Some might think that if there is a 21st Century gloss on the novel it’s when Hild becomes sexually aware and active. According to Griffiths a number of reviewers have asked her – why make Hild a lesbian.  And Griffith’s response:

I say: First, she’s bisexual. Second, why the fuck not?

I’m willing to admit that I had to push back against my instinctual prejudices when Hild’s sexuality began to blossom.  Not because I thought bisexuality was so 20th Century (which is just silly) but because the pervasive mythology of Sainthood, and how it revises a person’s history to smooth over their failings and flaws to focus on why they’ve been sainted in the first place, affected the way I read the novel.  I simply assumed as a future sister of the Church she would be chaste and virginal, repulsed by the thought of intercourse.
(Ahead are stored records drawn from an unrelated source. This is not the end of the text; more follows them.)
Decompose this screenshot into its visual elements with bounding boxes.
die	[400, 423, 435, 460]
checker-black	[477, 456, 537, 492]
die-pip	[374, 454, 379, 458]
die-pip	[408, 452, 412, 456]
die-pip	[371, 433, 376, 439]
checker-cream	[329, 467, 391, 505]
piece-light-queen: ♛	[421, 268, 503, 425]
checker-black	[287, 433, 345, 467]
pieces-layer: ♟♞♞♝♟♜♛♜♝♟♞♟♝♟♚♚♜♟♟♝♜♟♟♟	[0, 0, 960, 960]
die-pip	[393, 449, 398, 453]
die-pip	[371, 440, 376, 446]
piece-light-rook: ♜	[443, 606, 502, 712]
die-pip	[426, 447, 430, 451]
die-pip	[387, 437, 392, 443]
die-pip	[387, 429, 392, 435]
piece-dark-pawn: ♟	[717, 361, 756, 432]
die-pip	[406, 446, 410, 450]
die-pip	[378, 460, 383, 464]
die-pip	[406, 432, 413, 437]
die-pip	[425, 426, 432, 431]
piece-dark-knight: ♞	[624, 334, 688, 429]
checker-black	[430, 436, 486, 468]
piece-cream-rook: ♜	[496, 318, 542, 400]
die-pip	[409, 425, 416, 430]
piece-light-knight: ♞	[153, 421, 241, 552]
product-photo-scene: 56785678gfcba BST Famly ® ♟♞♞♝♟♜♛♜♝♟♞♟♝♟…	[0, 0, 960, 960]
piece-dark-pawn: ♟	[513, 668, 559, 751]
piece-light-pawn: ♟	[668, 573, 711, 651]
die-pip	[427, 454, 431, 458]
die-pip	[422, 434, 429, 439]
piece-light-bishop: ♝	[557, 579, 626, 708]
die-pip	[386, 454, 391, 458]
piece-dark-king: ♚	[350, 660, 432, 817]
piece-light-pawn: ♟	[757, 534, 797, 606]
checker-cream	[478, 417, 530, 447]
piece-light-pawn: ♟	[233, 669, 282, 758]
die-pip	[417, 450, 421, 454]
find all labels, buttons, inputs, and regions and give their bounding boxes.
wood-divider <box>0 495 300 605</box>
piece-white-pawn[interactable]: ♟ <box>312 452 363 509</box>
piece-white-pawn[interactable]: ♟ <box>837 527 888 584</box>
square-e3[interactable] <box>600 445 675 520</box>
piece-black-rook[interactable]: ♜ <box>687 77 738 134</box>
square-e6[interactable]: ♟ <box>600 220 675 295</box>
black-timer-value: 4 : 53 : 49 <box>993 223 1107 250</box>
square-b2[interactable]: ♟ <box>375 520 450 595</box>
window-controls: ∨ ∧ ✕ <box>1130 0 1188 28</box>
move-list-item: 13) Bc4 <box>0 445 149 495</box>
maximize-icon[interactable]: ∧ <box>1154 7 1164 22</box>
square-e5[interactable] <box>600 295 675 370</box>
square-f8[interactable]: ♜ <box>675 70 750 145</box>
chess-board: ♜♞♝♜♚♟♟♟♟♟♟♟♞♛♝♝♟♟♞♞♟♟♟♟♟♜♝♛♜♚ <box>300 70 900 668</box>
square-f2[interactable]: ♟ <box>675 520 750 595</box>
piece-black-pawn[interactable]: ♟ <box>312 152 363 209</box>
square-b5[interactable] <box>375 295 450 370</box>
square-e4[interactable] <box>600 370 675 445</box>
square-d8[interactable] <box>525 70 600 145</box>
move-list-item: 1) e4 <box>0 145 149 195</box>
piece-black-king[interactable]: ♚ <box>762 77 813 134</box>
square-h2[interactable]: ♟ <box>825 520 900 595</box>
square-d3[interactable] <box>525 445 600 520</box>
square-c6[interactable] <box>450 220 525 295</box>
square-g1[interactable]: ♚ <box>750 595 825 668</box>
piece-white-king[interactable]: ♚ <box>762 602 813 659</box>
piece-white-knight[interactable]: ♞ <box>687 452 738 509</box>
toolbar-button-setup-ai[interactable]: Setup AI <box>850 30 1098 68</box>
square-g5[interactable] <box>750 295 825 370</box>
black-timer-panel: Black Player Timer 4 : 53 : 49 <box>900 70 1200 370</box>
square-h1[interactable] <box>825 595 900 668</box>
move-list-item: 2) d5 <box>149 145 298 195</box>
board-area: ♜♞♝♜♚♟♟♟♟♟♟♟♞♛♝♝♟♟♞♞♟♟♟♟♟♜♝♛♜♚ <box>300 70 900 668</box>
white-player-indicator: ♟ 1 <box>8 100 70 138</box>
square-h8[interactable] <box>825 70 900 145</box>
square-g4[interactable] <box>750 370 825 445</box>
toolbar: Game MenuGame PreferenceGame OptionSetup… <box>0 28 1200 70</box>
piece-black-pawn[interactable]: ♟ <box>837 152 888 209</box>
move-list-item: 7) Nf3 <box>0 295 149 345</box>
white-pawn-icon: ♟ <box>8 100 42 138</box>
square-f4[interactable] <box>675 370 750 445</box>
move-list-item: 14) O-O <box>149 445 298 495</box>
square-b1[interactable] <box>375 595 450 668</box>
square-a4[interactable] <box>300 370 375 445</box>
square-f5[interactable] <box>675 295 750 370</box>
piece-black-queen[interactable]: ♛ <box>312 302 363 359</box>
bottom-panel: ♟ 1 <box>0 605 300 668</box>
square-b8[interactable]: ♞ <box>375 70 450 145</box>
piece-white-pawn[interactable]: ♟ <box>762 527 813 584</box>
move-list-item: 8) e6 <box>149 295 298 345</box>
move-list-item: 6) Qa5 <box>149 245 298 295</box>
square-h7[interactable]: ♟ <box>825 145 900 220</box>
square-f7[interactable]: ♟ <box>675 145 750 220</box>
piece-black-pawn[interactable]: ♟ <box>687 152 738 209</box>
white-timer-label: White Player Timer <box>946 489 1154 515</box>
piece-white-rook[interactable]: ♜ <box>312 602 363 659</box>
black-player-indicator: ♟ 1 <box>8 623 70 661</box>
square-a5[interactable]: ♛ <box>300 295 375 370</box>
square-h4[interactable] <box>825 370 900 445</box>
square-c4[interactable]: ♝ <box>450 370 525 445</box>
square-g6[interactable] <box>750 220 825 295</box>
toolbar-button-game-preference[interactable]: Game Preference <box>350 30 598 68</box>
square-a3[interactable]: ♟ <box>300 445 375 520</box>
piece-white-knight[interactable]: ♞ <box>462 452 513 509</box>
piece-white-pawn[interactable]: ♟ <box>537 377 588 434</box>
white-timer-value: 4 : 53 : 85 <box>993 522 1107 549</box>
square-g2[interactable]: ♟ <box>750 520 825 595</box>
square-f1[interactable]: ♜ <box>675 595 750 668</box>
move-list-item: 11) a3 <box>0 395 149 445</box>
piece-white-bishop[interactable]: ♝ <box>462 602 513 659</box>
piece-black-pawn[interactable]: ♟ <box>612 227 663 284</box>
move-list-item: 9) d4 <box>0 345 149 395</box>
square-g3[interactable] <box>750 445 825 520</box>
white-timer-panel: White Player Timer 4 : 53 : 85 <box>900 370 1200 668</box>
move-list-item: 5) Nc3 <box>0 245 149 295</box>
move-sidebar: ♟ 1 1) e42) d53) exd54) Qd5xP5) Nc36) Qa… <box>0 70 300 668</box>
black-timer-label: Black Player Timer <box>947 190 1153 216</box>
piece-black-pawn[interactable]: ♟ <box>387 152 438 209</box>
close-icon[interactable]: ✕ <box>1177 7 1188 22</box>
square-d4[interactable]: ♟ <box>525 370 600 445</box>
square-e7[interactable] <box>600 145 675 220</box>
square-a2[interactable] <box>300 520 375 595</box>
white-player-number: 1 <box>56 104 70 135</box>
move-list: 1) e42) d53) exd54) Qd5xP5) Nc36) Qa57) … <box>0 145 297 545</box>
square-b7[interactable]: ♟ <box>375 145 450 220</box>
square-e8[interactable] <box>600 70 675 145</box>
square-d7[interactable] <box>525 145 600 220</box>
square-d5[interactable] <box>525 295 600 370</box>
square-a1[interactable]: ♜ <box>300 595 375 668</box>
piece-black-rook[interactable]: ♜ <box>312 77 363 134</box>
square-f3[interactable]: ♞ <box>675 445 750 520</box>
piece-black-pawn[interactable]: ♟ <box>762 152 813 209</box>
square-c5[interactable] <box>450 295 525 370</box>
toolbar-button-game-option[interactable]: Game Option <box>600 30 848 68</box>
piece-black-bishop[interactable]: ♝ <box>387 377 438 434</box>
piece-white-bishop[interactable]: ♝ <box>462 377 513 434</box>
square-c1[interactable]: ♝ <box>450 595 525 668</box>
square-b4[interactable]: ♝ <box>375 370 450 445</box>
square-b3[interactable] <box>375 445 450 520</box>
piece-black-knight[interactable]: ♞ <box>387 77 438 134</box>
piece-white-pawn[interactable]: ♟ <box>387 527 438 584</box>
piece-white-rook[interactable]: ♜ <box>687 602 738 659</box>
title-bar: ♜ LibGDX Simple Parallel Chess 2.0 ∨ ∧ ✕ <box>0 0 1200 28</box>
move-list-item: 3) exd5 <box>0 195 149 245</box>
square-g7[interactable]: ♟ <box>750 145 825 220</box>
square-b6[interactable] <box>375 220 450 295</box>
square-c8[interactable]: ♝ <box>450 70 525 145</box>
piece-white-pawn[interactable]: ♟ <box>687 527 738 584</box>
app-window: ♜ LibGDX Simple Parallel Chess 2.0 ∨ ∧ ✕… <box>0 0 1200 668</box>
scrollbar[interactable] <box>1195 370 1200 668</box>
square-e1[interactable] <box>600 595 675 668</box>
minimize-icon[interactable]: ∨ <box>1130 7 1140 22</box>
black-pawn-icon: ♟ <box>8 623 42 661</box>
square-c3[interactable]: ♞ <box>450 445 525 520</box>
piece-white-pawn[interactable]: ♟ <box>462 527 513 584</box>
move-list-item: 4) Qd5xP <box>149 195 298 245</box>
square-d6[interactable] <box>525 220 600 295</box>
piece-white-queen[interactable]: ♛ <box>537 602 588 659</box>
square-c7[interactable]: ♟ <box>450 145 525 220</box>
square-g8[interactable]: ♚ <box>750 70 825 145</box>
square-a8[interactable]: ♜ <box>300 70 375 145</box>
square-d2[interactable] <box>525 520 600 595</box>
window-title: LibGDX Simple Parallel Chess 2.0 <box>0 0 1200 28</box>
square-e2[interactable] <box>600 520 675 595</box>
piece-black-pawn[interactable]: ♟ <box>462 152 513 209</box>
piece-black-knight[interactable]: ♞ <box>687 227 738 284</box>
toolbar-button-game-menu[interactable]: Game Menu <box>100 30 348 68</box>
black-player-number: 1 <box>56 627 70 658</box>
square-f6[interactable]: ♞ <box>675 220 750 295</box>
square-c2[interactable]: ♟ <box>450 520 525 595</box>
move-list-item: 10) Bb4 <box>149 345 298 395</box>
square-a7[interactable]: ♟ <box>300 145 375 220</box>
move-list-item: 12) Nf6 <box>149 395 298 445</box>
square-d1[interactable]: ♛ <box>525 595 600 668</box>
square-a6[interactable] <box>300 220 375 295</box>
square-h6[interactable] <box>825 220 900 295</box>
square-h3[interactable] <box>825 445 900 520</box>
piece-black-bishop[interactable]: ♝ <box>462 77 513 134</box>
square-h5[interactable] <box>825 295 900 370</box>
It was a frankly ridiculous and offensive assumption on my part.  As Griffith’s states in her Authors Note,

While people in Hild’s time may have understood their world a little differently from how we understand ours, they were still people – as human as we are.  Their dreams, fears, political machinations, fights, loves and hesitations were shaped by circumstance and temperament, as are ours.

And Hild was no different.  Just because she was eventually sainted doesn’t mean she didn’t have the same needs and desires as everyone else.  The mythology of sainthood might require perfection – but it’s one that does so by ignoring what makes us human.  Griffith’s refuses to do that with Hild.  Refuses to sugar coat her story simply because Hild’s potted history ends with a beatific face staring out from a stain glassed window.

Hild may trip the reader up with its strange language and its stranger names, but at the end of the day this is a remarkable character study of a young woman trying to navigate the challenges of her society and her environment.